Variety

Indian government’s coronavirus aid is too little, too late

Ajit Kumar JhaMarch 30, 2020 | 15:12 IST

On March 26, while announcing the Rs 1.7 lakh crore relief package under the Pradhan Mantri Garib Kalyan Yojana, intended to protect the most vulnerable Indians, such as migrant workers, widows and poor pensioners, Finance Minister Nirmala Sitharaman repeatedly emphasised that it had been deployed within 36 hours of the lockdown being announced. Nonetheless, this is a classic case of too little too late.

Had the package been rolled out before the lockdown, it may have mitigated the tragedy unfolding across the country. Over the past two days, millions of migrant workers have begun arduous treks from urban centres back to their villages and towns in labour-exporting states like Uttar Pradesh and Bihar, some faced with a journey of hundreds of kilometres on foot, forced to survive on just biscuits and water in that time.

Millions of migrant workers are walking back to their villages and towns in labour-exporting states like Uttar Pradesh and Bihar. (Photo: PTI)

This mass exodus echoes the tragedy of Partition, when millions of refugees were forced to travel across the country, and brings to mind Nobel laureate John Steinbeck’s iconic The Grapes of Wrath, in which hundreds of thousands of impoverished migrants trekked westward across America from drought-stricken Oklahoma to California. What’s worse is that this exodus may be the beginning of yet another tragedy — it carries the risk of the Covid-19 virus being transported to India’s hinterlands, perhaps to infect millions of rural families.

Even if one were to ignore the timing of its announcement, the package is surely a pie in the sky. The entire outlay works out to just about 1.15 per cent of India’s 2019-20 GDP (Rs 147.8 lakh crore). This expenditure is supposed to benefit 80 crore workers, almost two-thirds of India’s population. And though the entire package is fairly comprehensive — with two components, ‘Anna’ for food security and ‘Dhan’ for direct benefit transfers — a closer look at the package reveals that the individual-level benefits are a mere pittance.

Unpacking the Package

The food security package, aimed at ensuring that no person remains without food, includes the free distribution of an extra 5 kg of rice (or wheat) per person, and 1 kg of pulses, per family, for the next three months, over and above their existing entitlements.
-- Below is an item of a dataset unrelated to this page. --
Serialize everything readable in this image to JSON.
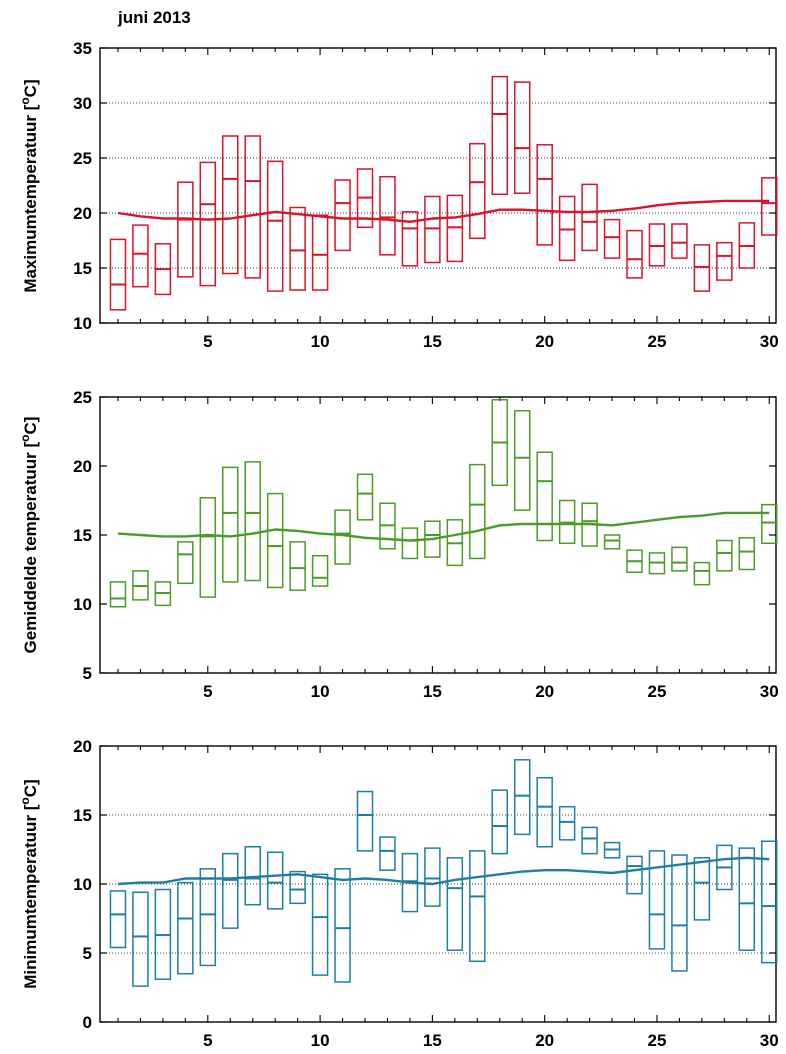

However, this amounts to just carbohydrates and some protein. No provision has been made for vegetables, fruits, vitamins and minerals, which are essential to keeping immunity levels high. This is crucial at a time when the Covid-19 virus is laying siege to entire communities.

The direct benefit package has several components, not all of which directly benefit citizens. For instance, the Rs 25,000 crore to be tapped from district mineral funds is solely for augmenting medical facilities and for testing, and will not benefit citizens as cash handouts or income support. For farmers, about Rs 17,380 crore has been allocated to assisting about 8.7 crore farmers, but this just means that the first instalment of the PM-Kisan Yojana funds due to farmers for 2020-21, about Rs 2,000, will be paid in April.

This amount had been announced before the Lok Sabha election in 2019 and there has been no increase in the entitlement on account of inflation. This basically amounts to a promise that farmers will get their first PM-Kisan instalment sooner, which is good, but is also unlikely to be of much help for a medical emergency.

Similarly, the MNREGA wage-rate increase of Rs 20 per day’s work is supposed to benefit about 13.62 crore families. In 2019-20, MNREGA generated 258 crore person-days of employment.

Even if one were to ignore the timing of its announcement, the package is surely a pie in the sky. (Photo: PTI)

However, given the national lockdown, there is no guarantee that migrant labourers will be able to find daily jobs. A study by Tata Institute of Social Sciences suggests that an unemployment allowance to MNREGA job cardholders pegged to the minimum wage in each state would have done better in ensuring the safety and economic stability of workers in this period.

At the aggregate level, women Jan Dhan account holders are entitled to get Rs 10,000 crore via direct benefit transfers. However, at an individual level, it works out to Rs 500 per month for each Jan Dhan account holder. No thought was given to the fact that during a pandemic, the biometric verification itself would result in massive queues at banks, which already face alarming levels of a shortage of staff given the lockdown.

Agriculture secretary Ashok Dalwai, in-charge of the project to double farm incomes, sympathises with the problems faced by migrant workers and admits to “adjustment problems” but argues, “The PM Garib Kalyan Yojana is not a development package but merely an additional aid to provide food security and necessary relief and support to the poor.”

But at a time when China, reportedly emerging out of the Covid-19 crisis, is providing sanitised trains to migrant workers to return to cities from their homes, yet maintaining all standards of social distancing, and most western nations are providing massive stimulus packages to their poorer populations as unemployment incomes, the pie-in-the-sky promised to the poor in India will neither compensate them for their loss of income due to the lockdown, nor help mitigate the suffering of the vulnerable poor who are desperately searching for safety and security.